Horse 293 - 30 Years of Walkmans

Just a little over 30 years ago in 1975, the Sony Walkman started to appear on the Tokyo Subway. Hailed as the new gadget of the 20th century it was bound to change the way people commuted. It meant that for the first time that someone could be surrounded in their own little music bubble and not have to listen to the hub-drub of sweaty often noisy metro carriages.

The first major advance it had was that for the first time people could listen to cassettes (do you remember those?) as well as the radio. People could literally take their own music whereever they went. Of course ettiquette soon suggested that if you had your Walkman up so loud that others could hear it, then in polite Japanese society you were instantly looked down upon and given a very very hard stare.

Ray Bradbury predicted this all the way back in 1951 in Fahrenheit 451, when he suggested that "the bees in people's ears, swept away the silence no leaving any time to think or question". I suppose that that is correct and especially when you look at the types who have their "music" (read chish-chish-chish for that's all you ever seem to hear outside), up so loud that even in not-so-polite society they're still derided as idiots.

Technology moved on from cassettes through CD's and the ill-fated MD experiment.

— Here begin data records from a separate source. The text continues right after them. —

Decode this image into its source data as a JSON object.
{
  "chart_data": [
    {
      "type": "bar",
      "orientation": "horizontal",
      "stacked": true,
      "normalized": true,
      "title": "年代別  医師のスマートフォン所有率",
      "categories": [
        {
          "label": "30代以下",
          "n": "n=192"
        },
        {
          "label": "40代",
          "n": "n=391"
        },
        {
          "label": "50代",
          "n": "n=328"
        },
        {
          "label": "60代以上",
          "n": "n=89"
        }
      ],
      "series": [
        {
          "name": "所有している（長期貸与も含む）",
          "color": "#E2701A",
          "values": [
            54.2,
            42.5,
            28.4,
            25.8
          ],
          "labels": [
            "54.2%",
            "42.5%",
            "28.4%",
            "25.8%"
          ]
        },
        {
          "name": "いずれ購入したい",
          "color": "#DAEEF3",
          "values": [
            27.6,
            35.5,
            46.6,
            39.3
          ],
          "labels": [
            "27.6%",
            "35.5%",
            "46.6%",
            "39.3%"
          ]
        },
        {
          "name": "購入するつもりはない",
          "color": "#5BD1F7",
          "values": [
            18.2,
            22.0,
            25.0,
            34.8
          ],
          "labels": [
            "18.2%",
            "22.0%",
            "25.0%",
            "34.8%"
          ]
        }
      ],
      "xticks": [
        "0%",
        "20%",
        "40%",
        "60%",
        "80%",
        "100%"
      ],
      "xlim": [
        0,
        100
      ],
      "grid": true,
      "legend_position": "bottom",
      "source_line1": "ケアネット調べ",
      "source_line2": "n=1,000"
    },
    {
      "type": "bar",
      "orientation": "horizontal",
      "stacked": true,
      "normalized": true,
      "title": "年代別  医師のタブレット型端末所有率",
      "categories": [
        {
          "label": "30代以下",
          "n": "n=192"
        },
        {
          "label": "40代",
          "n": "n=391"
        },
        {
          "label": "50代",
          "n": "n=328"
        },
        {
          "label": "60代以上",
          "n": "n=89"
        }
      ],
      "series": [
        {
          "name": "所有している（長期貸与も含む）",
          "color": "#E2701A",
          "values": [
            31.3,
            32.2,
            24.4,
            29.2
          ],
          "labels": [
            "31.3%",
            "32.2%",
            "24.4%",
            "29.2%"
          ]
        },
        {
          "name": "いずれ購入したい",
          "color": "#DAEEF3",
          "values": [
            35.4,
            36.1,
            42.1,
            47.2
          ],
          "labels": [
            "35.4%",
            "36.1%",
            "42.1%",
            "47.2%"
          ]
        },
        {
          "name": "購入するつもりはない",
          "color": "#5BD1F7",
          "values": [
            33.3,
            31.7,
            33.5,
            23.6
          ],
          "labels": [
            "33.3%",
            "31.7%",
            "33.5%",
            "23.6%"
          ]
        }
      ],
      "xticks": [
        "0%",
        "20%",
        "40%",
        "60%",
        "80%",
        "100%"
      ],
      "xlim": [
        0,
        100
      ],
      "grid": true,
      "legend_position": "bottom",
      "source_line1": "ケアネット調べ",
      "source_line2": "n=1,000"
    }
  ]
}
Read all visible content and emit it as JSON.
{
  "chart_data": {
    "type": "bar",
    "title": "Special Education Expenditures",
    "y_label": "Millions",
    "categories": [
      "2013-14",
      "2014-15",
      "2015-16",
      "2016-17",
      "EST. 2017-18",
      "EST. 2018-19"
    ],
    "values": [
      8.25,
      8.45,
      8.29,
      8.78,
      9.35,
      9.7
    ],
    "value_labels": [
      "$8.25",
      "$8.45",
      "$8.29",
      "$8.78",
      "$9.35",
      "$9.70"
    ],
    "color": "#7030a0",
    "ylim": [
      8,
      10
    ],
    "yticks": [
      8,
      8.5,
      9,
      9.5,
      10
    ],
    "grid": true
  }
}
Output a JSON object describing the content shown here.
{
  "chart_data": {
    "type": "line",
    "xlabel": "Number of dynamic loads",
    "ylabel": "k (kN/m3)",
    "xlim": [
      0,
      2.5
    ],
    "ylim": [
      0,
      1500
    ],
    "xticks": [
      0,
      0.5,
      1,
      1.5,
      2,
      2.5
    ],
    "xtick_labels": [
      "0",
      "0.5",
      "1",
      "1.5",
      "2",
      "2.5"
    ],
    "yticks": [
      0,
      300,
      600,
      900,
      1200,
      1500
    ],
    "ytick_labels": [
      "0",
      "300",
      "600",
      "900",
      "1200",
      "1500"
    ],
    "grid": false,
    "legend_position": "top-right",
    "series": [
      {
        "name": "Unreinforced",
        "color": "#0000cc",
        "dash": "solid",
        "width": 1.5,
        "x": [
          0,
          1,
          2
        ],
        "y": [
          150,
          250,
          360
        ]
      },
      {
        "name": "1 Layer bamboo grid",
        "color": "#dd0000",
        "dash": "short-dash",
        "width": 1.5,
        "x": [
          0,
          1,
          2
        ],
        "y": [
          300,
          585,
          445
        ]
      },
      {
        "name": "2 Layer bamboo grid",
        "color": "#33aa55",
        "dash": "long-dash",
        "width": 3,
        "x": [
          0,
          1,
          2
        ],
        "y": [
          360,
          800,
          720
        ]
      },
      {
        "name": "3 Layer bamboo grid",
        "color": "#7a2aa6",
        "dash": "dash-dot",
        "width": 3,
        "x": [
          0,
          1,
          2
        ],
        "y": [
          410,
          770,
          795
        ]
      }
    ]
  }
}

In Neon Genesis Evangelion, Shinji Ikari wears a Sony Walkman that plays S-DAT tapes and what's really intruging about that is here we have a technology that was superceeded before it began and it appears even more archaic in 2015. The most recent technological advance is MP3 and the inevitable rise of iPod and Shuffle devices: instantly desirable they were the "must have" items of Christmas 2004.

I find it odd though that the utility of those original chunky cassette Walkmans is still difficult to find. It's almost impossible to find a CD Walkman with an AM/FM radio and when DAB strikes I fear that it too will be difficult to find. I expect that the most common application in 4 years time when DAB is finally the only last free radio medium (once both AM & FM are terminated - 01-01-08) that MP3/DAB will finally be commonplace.

I still however would have liked to have seen what would have happened if the electrics had been around say in 1955 whether we would have had anti-skip LP Walkmans... 12" of anti-skip technology? That would have been hillarious to watch people carry those about.